Short Bio

Ellen O’Connor (Ph.D., University of Chicago; M.B.A., University of California, Berkeley) has taught in business schools for over 30 years, including the Graduate School of Business at Stanford; the Haas School of Business at the University of California at Berkeley; and the University of Paris.  At the Haas School and at the McLaren School of Business (University of San Francisco), she received awards for her teaching.

O’Connor’s research has been published in distinguished refereed journals, including Academy of Management Review, Organization Studies, and Journal of Applied Behavioral Science.  She has frequently presented at the annual meeting of the Academy of Management (AOM), the leading association of management scholars and educators.  The AOM has honored her with two Best Paper awards, in management history and in research methods.

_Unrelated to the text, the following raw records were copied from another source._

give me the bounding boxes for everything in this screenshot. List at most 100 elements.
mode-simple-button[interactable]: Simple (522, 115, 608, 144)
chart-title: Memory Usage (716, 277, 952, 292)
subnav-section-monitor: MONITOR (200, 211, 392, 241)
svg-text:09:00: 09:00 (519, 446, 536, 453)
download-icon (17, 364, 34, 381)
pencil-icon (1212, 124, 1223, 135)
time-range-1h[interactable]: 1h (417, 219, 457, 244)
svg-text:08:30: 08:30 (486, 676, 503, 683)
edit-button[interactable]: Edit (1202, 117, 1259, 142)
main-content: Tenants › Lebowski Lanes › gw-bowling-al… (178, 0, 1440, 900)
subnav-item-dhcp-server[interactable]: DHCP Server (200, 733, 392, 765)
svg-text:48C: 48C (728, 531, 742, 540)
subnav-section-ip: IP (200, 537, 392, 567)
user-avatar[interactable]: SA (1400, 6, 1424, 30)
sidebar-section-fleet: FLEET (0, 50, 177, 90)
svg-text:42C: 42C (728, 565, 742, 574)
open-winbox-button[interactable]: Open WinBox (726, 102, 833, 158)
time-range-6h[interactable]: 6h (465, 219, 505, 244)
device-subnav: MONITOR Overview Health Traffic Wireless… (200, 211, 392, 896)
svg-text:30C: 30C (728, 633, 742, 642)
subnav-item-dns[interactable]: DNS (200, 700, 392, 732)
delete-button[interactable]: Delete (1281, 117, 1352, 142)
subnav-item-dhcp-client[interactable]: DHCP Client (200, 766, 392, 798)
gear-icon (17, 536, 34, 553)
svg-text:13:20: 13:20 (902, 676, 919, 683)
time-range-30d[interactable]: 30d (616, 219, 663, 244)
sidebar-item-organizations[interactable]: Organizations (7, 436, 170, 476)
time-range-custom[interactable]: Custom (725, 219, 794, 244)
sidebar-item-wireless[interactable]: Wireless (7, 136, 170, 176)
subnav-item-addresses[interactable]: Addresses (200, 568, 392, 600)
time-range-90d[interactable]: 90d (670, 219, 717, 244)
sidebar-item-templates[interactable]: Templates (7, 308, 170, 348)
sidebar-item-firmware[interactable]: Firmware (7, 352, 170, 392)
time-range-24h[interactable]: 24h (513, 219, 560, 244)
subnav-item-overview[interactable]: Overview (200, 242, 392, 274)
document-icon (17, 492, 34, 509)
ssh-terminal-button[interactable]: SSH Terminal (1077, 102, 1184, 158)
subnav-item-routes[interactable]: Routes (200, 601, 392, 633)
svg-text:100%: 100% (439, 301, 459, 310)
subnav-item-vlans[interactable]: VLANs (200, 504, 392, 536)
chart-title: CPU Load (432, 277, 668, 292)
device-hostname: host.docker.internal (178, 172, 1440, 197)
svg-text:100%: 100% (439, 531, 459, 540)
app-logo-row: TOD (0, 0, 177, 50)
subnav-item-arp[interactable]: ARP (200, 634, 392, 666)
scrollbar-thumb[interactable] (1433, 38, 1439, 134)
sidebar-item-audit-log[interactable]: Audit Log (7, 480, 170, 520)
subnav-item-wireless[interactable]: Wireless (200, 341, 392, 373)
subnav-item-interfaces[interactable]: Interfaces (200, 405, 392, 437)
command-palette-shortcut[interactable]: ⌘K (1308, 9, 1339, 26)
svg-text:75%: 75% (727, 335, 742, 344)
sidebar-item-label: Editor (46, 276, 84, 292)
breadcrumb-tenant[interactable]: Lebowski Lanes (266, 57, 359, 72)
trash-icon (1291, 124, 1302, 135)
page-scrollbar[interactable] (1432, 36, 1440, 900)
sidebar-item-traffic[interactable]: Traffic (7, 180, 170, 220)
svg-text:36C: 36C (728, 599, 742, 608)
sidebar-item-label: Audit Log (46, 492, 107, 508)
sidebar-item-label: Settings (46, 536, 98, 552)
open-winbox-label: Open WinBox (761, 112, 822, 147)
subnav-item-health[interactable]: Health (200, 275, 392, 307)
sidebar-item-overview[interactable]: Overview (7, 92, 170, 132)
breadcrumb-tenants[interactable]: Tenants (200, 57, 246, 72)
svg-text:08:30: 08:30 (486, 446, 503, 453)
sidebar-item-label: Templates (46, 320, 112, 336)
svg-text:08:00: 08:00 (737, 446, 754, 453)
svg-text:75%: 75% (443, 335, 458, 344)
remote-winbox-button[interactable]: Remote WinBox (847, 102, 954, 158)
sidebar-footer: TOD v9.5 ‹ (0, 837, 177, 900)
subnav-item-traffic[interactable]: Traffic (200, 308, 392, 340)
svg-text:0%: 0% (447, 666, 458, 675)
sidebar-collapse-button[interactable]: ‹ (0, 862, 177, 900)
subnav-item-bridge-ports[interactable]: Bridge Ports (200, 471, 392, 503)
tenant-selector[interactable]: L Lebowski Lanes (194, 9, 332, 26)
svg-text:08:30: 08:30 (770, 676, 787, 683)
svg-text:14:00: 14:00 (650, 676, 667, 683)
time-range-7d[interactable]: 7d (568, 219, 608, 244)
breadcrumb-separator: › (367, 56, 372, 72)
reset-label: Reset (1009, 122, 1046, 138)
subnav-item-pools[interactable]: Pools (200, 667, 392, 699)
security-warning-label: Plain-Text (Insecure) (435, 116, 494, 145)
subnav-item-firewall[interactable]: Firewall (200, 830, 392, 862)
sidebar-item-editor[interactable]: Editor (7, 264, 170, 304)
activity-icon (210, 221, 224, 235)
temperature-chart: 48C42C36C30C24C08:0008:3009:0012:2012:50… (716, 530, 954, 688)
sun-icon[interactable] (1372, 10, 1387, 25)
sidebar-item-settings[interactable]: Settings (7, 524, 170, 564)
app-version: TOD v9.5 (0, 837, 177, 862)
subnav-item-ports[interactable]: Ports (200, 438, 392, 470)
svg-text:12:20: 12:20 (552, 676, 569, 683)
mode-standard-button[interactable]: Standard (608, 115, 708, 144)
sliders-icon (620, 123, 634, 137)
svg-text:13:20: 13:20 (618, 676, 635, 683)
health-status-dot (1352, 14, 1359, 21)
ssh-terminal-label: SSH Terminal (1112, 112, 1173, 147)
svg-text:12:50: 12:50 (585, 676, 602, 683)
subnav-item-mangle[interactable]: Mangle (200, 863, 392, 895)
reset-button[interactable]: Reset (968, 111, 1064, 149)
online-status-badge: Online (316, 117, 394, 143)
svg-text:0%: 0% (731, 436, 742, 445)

O’Connor began her academic career in literature.  She then explored how to integrate her literary background with business.  At first, she used literary-critical methods to analyze organizational texts such as speeches and memoranda.  She also taught business writing and public speaking.  She discovered that unlike literary studies in the humanities, business communication must be understood in its social context.  Drawing from the idea of the classics in the humanities, she worked on the analogue in organization studies.  This led to her first major research contribution, an award-winning study of Elton Mayo and the Harvard Business School, then to Follett and Barnard and the contexts in which the very institution of management was founded.  In this work, she discovered that the study of contexts must include not only historical and institutional phenomena and processes but also individual choice and creativity.  She is still exploring the implications of this finding.